Pioneer Updates Oooguruk Field Development

Pioneer Natural Resources Company announced that development activities at its Oooguruk field on the North Slope in Alaska are progressing on schedule and the production processing and services agreement with the Kuparuk River Unit owners has been completed and signed. Under the agreement, production from Oooguruk will be transported by flowline to facilities at the Kuparuk River Unit for processing and subsequent transport through the Trans Alaska Pipeline System. The Kuparuk River Unit is operated by ConocoPhillips Alaska, Inc.

The production handling agreement is the first of its kind between the owners of two North Slope units and an important milestone for the Oooguruk project which will be the first field operated by an independent oil company in the history of the North Slope.

Pioneer expects first oil production from Oooguruk during the first half of 2008, with first sales by mid-year.

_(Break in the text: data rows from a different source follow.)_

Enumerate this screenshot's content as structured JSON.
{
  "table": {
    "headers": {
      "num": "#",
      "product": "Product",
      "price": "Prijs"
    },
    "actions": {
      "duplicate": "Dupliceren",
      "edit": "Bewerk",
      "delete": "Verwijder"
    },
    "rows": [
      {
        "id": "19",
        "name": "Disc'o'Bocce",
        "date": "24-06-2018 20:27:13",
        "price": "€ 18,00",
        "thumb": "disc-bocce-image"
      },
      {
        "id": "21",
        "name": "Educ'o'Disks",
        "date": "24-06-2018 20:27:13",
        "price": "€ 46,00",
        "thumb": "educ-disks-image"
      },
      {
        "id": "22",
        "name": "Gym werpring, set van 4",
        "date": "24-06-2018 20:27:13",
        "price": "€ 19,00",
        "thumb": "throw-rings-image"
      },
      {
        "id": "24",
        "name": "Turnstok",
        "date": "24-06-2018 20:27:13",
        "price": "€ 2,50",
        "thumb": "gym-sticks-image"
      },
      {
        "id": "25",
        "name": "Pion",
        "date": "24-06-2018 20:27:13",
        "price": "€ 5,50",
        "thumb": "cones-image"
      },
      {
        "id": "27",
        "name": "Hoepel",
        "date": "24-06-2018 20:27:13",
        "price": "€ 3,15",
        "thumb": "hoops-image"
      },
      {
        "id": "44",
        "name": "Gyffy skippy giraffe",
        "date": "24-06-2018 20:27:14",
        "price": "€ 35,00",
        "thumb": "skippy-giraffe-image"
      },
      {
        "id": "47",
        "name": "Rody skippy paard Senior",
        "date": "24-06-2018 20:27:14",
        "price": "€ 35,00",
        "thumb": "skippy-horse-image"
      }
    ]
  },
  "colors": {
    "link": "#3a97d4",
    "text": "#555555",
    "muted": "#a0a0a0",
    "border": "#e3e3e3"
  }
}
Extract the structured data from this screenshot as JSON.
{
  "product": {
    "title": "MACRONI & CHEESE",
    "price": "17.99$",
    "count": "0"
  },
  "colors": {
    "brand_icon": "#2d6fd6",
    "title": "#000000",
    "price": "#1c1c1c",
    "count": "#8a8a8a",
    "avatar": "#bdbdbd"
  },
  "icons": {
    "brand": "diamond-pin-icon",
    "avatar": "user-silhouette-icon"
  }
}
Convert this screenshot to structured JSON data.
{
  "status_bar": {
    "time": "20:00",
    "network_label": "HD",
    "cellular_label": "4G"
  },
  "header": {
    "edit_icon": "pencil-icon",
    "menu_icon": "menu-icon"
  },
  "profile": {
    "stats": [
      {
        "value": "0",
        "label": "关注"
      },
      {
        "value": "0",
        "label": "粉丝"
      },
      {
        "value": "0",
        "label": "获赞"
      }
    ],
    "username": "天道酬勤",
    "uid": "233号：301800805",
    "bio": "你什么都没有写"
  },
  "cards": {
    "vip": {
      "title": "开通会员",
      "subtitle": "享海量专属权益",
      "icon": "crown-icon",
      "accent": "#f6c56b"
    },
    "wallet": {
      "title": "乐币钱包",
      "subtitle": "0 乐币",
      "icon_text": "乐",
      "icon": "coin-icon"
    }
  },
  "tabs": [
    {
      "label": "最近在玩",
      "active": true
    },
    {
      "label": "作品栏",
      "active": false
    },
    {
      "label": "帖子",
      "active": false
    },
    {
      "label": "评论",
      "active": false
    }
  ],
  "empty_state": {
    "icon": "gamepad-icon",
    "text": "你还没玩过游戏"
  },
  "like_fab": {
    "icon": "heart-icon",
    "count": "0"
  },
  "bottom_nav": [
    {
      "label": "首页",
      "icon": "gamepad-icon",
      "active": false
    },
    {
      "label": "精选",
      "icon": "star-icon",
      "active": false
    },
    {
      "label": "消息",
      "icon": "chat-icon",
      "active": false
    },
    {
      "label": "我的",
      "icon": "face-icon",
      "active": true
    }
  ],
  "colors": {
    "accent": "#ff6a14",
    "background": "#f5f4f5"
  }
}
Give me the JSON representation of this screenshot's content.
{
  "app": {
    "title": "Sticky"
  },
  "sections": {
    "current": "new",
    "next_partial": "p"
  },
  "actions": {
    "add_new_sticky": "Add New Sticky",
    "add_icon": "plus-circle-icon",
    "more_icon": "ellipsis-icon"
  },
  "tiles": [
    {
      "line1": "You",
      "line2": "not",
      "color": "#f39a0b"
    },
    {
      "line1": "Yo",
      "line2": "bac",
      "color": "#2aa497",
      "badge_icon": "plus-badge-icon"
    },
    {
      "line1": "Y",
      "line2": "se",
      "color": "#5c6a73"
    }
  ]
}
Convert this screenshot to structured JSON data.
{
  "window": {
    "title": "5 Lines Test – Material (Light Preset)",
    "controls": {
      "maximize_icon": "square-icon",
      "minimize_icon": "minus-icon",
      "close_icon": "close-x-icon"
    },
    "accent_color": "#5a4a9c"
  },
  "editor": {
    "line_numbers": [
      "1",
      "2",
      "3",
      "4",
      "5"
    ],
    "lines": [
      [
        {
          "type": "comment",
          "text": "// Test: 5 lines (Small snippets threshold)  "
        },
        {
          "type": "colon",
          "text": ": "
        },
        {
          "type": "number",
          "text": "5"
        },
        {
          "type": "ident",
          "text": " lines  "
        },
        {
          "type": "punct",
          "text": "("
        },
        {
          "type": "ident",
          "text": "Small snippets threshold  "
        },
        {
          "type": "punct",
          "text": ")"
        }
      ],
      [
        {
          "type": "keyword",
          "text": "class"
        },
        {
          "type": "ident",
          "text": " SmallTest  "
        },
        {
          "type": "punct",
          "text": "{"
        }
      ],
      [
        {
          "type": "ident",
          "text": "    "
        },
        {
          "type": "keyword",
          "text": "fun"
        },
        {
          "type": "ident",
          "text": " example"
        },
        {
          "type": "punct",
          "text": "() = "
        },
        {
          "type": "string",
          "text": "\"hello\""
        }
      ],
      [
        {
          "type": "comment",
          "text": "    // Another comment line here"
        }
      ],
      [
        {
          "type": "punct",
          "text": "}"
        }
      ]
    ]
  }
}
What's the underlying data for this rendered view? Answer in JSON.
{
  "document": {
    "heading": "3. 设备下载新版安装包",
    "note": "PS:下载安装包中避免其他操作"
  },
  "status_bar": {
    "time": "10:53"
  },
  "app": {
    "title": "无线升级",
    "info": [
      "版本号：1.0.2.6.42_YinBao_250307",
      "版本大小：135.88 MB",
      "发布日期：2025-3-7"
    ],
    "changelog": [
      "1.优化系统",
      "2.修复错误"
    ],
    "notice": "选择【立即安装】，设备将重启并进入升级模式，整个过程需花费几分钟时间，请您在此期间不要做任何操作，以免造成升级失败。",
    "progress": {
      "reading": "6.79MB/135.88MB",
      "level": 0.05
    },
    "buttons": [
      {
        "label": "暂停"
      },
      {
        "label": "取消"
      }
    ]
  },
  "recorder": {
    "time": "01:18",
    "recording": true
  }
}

Production is expected to peak during 2010 at 15,000 to 20,000 gross barrels of oil per day from approximately 40 development wells (approximately half of the wells will be producing wells and half will be injection wells). Pioneer operates the field with a 70% working interest. ENI Petroleum Co. Inc. holds a 30% working interest in the field. From exploration wells to first production, Pioneer expects to bring Oooguruk on line in five years, an unprecedented cycle time for a new, offshore field on the North Slope.

"We are very appreciative of the cooperation received from the owners of the Kuparuk River Unit in completing this production handling agreement," stated Scott Sheffield, Pioneer's Chairman and CEO. "Oooguruk production facilities are in place, and drilling is underway with plans to drill 13 to 15 wells during 2008. We expect the project to generate steady growth as more wells are drilled each year through 2010. Steady growth from this project and our other assets is the basis for the 12+% growth target we've set for company-wide annual compound average production per share growth through 2011."